Environmental groups led by Earthjustice and the Environmental Integrity Project are again taking the U.S. EPA to court over its air emissions rules for large municipal solid waste combustors. The petition for review seeks to tighten limits for a range of pollutants, and it comes after the agency finalized a more lenient version of the regulation in March.
More than 50 incinerators nationwide are subject to the regulation, which seeks to tamp down on particulate matter, lead, nitrogen oxide and other air pollutants based on the best available emissions control technology. The final standards reduce the amount of regulated pollutants entering the atmosphere by 3,269 tons per year, according to EPA calculations. But that’s weaker than a proposal released by the agency in 2024, which would have reduced pollutants by roughly 14,000 tons per year, again per EPA’s own calculations.
Environmental groups have spent four years seeking to compel the EPA to update the rules, which it should have updated back in 2011 in accordance with Clean Air Act requirements. In their challenge, filed on May 11, the groups argue the agency is ignoring what modern pollution controls can achieve.
“These incinerators have been operating under illegal standards for decades while families in nearby communities get sicker,” Haley Lewis, senior attorney for the Environmental Integrity Project, said in a statement. “It’s time for the EPA to stand by the communities they are meant to protect.”
The fight over the rules has animated communities that live near these facilities. Two local groups, East Yard Communities for Environmental Justice and Ironbound Community Corp., were named as co-plaintiffs on the initial lawsuit compelling an update. They were again signed onto the petition filed in May seeking a review of the final regulation.
Jonathan Smith, a senior attorney with Earthjustice, said that roughly 80% of the incinerators covered by the regulation are located in environmental justice communities. As a result, the grassroots groups based in those communities represent those most affected by the regulation.
“It's important to have them be part of any lawsuit, especially around a rule that impacts these communities so much,” Smith said. “Too often, I think, EPA regulates at the national level without due consideration of the impacts on the communities that are just at the fence line.”
Ironbound has advocated for tighter standards of a Reworld-run facility in Newark, New Jersey. The facility began processing waste in 1990 and is located in a community where 78% of residents are people of color, according to EIP. While Reworld touts its pollution controls, environmental groups decry the added burden the facility places on a disadvantaged community. Reworld is not a party to the lawsuit.

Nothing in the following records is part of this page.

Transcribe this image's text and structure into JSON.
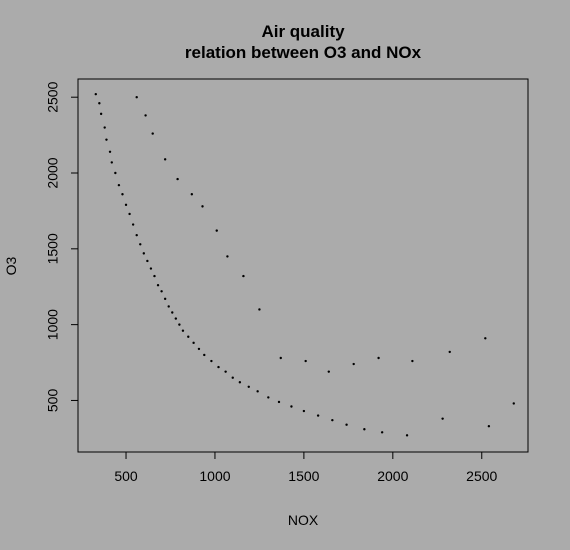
{
  "chart_data": {
    "type": "scatter",
    "title": "Air quality",
    "subtitle": "relation between O3 and NOx",
    "xlabel": "NOX",
    "ylabel": "O3",
    "xlim": [
      230,
      2760
    ],
    "ylim": [
      160,
      2620
    ],
    "x_ticks": [
      500,
      1000,
      1500,
      2000,
      2500
    ],
    "y_ticks": [
      500,
      1000,
      1500,
      2000,
      2500
    ],
    "grid": false,
    "legend": "none",
    "point_color": "#000000",
    "background_color": "#ababab",
    "series": [
      {
        "points": [
          [
            330,
            2520
          ],
          [
            350,
            2460
          ],
          [
            360,
            2390
          ],
          [
            380,
            2300
          ],
          [
            390,
            2220
          ],
          [
            410,
            2140
          ],
          [
            420,
            2070
          ],
          [
            440,
            2000
          ],
          [
            460,
            1920
          ],
          [
            480,
            1860
          ],
          [
            500,
            1790
          ],
          [
            520,
            1730
          ],
          [
            540,
            1660
          ],
          [
            560,
            1590
          ],
          [
            580,
            1530
          ],
          [
            600,
            1470
          ],
          [
            620,
            1420
          ],
          [
            640,
            1370
          ],
          [
            660,
            1320
          ],
          [
            680,
            1260
          ],
          [
            700,
            1220
          ],
          [
            720,
            1170
          ],
          [
            740,
            1120
          ],
          [
            760,
            1080
          ],
          [
            780,
            1040
          ],
          [
            800,
            1000
          ],
          [
            820,
            960
          ],
          [
            850,
            920
          ],
          [
            880,
            880
          ],
          [
            910,
            840
          ],
          [
            940,
            800
          ],
          [
            980,
            760
          ],
          [
            1020,
            720
          ],
          [
            1060,
            690
          ],
          [
            1100,
            650
          ],
          [
            1140,
            620
          ],
          [
            1190,
            590
          ],
          [
            1240,
            560
          ],
          [
            1300,
            520
          ],
          [
            1360,
            490
          ],
          [
            1430,
            460
          ],
          [
            1500,
            430
          ],
          [
            1580,
            400
          ],
          [
            1660,
            370
          ],
          [
            1740,
            340
          ],
          [
            1840,
            310
          ],
          [
            1940,
            290
          ],
          [
            2080,
            270
          ],
          [
            2280,
            380
          ],
          [
            2540,
            330
          ],
          [
            2680,
            480
          ],
          [
            2520,
            910
          ],
          [
            2320,
            820
          ],
          [
            2110,
            760
          ],
          [
            1920,
            780
          ],
          [
            1780,
            740
          ],
          [
            1640,
            690
          ],
          [
            1510,
            760
          ],
          [
            1370,
            780
          ],
          [
            1250,
            1100
          ],
          [
            1160,
            1320
          ],
          [
            1070,
            1450
          ],
          [
            1010,
            1620
          ],
          [
            930,
            1780
          ],
          [
            870,
            1860
          ],
          [
            790,
            1960
          ],
          [
            720,
            2090
          ],
          [
            650,
            2260
          ],
          [
            610,
            2380
          ],
          [
            560,
            2500
          ]
        ]
      }
    ]
  }
}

“Ironbound residents live with elevated asthma rates, cancer diagnoses, and the daily reality of what comes out of that smokestack,” Alejandra Torres, assistant director of organizing and advocacy at Ironbound, said in a statement. “Our community should not have to go to court every time we want a company or the government to follow the law.”
Other communities seeking to shut down or prevent the construction of new incinerators have used the lawsuit as a rallying cry. The Zero Burn Coalition, a group looking to shut down the Hennepin Energy Recovery Center in Minneapolis, held a virtual press conference on Thursday hailing the lawsuit as a necessary corrective to the EPA's rulemaking process.
“We are here this morning because a federal lawsuit filed by Earthjustice and the Environmental Integrity Project has confirmed what communities like ours have known for decades: the EPA and agencies like it have been captured by the industries they were created to regulate. The rules are written to protect the polluters. The communities breathing the pollution are an afterthought,” said Nazir Khan, a member of the coalition and co-founder of the Minnesota Environmental Justice Table.
EPA records show the agency met with industry representatives after it released a draft version of the air emissions regulation. The Waste-to-Energy Association, which was one of the groups that met with EPA, largely approved of the final regulation, WTEA President Thomas Hogan said in a statement.
The WTEA has also filed a petition for the EPA to reconsider a “narrow set of technical implementation questions” related to the new incinerator emissions rules, per Hogan. The group did not elaborate on what it would like to see changed.
“Our member facilities already operate well below current limits, and we take seriously both our compliance obligations and the EPA’s authority to raise the bar. Even under existing standards, our member facilities have been demonstrated to be protective of human health and the environment,” Hogan said.
The petition process will play out in the U.S. District Court of Appeals for the District of Columbia for both cases. The plaintiffs still need to file briefs laying out their issues with the final regulation in more detail, after which EPA will have a chance to respond and the cases can proceed. Earthjustice will ask EPA to keep the final regulation released this year in place while it works on tighter standards, according to Smith.